А вдали столб метельный, как странник, проходил по полям, как бы плача,
то склоняясь, то выпрямляясь.
Так звучал призыв к спящим, но все обрывалось в отдалении сметенным вихрем слухов.
Так звучал призыв к спящим, но все сливалось в далях гулким хохотом заплясавших метелей.
В храм вошла игуменья. Кто-то, знакомый, одевал черную касатку в сияющие ризы блеска и светом их зажигал.
Метель пронизывал луч. Кто-то, знакомый, разрывал кружево метелей и блеском снега обливал: они сияли сквозными перьями блеска.

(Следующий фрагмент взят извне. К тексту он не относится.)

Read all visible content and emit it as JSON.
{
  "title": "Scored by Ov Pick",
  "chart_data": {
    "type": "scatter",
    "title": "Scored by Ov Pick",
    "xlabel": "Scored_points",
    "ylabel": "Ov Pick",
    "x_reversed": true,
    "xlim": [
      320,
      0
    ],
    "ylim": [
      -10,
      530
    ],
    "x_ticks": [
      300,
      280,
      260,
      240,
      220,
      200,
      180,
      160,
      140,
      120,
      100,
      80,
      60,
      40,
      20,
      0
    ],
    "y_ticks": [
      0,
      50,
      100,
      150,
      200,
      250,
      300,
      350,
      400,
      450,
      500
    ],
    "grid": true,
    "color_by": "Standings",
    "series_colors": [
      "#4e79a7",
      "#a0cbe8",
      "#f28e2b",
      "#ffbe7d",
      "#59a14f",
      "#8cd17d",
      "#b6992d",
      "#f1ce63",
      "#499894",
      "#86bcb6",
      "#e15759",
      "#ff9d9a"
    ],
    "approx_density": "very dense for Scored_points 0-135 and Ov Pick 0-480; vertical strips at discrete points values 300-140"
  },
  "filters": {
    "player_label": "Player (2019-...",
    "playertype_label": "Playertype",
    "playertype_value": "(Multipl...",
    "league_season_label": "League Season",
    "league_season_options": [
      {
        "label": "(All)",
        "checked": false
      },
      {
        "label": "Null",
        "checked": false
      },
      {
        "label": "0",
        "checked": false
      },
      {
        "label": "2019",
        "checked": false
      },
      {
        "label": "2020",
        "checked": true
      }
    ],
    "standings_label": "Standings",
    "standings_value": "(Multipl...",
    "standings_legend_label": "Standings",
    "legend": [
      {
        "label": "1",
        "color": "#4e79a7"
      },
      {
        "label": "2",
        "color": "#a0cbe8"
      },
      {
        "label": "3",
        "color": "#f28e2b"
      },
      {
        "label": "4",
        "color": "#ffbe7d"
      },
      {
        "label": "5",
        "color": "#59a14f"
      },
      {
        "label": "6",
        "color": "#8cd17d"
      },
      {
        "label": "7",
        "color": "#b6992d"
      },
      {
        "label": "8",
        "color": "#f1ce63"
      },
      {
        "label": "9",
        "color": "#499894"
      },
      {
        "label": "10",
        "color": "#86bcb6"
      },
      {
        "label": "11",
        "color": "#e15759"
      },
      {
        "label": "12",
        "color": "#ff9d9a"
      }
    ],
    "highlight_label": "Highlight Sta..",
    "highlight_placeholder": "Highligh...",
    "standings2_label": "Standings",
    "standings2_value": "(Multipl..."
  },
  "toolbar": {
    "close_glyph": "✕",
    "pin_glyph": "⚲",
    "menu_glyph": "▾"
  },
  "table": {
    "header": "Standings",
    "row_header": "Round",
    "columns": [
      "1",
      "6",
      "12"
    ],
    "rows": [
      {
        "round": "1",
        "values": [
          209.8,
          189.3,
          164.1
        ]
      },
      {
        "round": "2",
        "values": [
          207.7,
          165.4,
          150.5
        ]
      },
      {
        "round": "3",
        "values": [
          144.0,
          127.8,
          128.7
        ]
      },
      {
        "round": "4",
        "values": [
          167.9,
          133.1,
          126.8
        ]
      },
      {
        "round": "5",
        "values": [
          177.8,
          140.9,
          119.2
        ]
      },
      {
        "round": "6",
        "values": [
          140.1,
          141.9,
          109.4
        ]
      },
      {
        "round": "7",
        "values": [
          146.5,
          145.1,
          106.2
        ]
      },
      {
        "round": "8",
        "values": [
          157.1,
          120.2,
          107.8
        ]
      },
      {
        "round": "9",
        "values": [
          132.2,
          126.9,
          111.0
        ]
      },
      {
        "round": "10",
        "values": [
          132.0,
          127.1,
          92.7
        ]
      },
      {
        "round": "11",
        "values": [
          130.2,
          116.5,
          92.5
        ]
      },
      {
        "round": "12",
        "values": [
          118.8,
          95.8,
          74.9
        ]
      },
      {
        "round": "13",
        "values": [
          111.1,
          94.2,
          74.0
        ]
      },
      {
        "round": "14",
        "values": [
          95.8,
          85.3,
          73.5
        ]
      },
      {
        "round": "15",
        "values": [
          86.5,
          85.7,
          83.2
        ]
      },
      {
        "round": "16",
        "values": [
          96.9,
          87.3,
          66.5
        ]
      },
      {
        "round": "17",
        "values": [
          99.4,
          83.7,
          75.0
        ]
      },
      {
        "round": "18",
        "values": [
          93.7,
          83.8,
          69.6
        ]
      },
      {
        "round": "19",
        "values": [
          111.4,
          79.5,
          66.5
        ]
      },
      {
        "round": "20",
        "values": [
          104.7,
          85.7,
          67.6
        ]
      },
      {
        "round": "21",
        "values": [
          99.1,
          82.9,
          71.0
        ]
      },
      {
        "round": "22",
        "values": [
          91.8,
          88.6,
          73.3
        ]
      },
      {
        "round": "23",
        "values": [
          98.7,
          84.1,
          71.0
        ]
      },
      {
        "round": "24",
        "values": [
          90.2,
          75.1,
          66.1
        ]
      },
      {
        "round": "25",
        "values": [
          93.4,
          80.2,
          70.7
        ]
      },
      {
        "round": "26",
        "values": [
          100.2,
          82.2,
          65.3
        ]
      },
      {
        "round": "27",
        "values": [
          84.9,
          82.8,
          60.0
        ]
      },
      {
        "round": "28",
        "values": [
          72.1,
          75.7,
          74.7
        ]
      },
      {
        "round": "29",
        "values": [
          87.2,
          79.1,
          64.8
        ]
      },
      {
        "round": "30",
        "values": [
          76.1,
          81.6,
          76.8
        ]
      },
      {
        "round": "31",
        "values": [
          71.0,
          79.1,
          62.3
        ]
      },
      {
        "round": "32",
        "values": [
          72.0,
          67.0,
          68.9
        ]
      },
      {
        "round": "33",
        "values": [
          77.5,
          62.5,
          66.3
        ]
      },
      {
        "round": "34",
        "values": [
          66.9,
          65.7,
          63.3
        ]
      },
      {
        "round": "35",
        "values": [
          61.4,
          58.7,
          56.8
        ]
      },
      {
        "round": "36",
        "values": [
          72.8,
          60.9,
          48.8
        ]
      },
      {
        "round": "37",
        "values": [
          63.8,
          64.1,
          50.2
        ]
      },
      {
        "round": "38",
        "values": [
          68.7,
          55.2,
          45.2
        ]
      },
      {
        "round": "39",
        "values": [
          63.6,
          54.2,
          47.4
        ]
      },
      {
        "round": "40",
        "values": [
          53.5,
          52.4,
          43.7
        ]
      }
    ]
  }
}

Игуменья стояла а сквозных перьях блеска; и слезы — жемчужины — наполняли ее стеклянные глаза.
Из храма выбегала она. Кто-то, знакомый, в скуфейке уходил в столб метельный.
Там он стоял за обителью в сквозных перьях метелей, и снежинки текли из его стеклянных глаз.
Метель запевала: «Года, неизменно текущие, проходили, наполняли чашу времен, проливались в прошлое и возвращались».
Глаза игуменьи, оттененные ресницами, опускались, счастьем сияли и погасали.
Столб метели, неизменно взлетавший, бросался на обитель, обливал ее снегом, призывно плакал и пролетал.
Жену облекало солнце в золотую порфиру лучей, испещренную пятнами, и вот порфира слетала с ее плеч.
Чашу, наполненную вином, тихо вознес иерей, облеченный в солнце, и вот монашки приобщались крови.
Монашки облеклись в белую, как бы льняную одежду, испещренную пурпуровым цветом, и вот стояли со свечечками в руках.
Солнце облеклось в метельную, как бы серебряную пену, зажженную блеском, и вот метельная пена плыла над обителью.
Глаза странника из-за льдяных оконных колосьев будто глядели любовно, когда к окнам прильнул во столбе во метельном.
Глаза ее с амвона будто сверкали на вьюгу любовно, когда острый метнула в окно, острый свой взор.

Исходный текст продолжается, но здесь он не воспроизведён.